There was an interesting note in these dismissals, [and it was not the fact that along with the dismissals the plaintiff attorneys asked for yet another 120-day extension to name and serve the remaining defendants].

What was notoriously MISSING from the dismissals were the defendants who had Charter Communications as their ISP. As the documents below indicate, not one Charter defendant was dismissed.

While there is no obvious reason for this, because I get phone calls each day from various Doe Defendants, I learn which ISPs have production dates due in the near future, and Charter is one of them. Charter still has at least one subpoena request (with potentially hundreds of defendants) which they have not yet turned over to Dunlap Grubb & Weaver, PLLC. As far as I can recall, this subpoena is due at the end of August.

So for those of you who are Charter Communications subscribers, I would not be shocked or surprised that you have not yet been dismissed.
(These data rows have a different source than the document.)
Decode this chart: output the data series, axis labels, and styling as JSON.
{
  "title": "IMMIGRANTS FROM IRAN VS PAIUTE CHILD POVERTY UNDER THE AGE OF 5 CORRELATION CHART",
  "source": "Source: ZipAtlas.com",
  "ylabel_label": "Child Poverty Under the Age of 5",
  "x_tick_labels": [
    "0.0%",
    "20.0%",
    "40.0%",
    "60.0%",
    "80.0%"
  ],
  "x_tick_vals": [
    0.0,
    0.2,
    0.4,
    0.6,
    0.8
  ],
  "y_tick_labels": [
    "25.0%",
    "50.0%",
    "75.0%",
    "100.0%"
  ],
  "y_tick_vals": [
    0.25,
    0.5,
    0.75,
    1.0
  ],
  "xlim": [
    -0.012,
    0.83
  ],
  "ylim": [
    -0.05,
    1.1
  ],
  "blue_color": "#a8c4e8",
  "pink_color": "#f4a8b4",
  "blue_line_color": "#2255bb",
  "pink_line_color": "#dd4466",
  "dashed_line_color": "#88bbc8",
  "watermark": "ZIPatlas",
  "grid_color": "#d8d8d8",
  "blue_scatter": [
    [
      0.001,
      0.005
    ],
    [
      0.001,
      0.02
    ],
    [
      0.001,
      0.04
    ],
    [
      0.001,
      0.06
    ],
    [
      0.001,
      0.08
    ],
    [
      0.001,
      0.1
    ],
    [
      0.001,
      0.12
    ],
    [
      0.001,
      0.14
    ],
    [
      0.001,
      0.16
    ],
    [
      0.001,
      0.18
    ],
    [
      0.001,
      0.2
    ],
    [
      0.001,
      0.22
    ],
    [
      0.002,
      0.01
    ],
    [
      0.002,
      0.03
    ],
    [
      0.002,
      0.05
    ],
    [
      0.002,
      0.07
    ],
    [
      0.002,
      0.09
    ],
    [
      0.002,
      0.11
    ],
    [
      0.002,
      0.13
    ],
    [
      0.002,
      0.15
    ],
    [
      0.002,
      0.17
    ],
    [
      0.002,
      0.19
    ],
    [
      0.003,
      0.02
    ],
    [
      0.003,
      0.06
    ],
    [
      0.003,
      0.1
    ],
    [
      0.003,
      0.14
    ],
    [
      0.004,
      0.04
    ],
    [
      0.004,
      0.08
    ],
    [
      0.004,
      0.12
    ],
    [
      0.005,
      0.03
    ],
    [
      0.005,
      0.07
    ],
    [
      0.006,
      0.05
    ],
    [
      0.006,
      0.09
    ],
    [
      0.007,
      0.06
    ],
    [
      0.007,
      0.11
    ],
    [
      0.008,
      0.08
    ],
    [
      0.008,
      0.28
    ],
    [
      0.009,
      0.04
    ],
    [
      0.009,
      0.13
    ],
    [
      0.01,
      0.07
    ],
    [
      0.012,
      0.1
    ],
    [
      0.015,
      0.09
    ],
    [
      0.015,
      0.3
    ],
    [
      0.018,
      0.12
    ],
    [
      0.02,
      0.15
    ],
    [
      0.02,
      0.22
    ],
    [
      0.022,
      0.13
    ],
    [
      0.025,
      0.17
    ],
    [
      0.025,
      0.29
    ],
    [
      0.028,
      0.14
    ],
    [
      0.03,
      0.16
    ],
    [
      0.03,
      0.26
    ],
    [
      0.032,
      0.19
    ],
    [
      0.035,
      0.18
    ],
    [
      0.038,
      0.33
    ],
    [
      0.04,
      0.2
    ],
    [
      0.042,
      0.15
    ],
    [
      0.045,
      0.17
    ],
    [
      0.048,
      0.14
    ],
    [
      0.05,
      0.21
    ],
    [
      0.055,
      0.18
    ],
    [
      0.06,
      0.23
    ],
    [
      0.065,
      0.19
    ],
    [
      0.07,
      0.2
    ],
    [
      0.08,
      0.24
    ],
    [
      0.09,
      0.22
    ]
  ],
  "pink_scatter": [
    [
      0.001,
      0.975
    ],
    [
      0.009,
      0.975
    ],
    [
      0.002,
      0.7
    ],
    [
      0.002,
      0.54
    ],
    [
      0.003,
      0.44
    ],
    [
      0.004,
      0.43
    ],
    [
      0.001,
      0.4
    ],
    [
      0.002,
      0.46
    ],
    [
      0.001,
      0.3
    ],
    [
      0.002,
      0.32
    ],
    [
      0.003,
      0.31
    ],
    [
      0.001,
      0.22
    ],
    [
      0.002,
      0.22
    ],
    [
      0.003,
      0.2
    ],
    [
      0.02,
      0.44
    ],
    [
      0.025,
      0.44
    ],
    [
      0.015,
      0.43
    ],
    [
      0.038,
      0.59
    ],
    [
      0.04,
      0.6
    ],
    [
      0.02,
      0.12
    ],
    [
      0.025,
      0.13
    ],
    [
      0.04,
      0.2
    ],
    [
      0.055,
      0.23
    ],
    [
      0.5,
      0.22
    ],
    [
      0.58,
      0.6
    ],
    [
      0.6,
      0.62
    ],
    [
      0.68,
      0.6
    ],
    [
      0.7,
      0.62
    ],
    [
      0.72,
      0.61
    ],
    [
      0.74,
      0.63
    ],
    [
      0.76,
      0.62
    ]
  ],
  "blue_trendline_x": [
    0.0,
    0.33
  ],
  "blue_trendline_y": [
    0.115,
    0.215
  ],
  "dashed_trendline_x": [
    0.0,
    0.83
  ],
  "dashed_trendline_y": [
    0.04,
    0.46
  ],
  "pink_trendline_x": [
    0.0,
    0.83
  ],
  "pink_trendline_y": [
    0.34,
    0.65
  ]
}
It appears to me as if your plaintiff attorneys are waiting until the results are in (e.g., until they receive all the accused subscribers’ contact information) before they do the next round of dismissals, which I expect to include Charter Communications’ subscribers.

For those of you who are putative John Doe Defendants in this case, please look for your IP address in this document to determine whether you have been dismissed. If you have, allow me to congratulate you on your victory.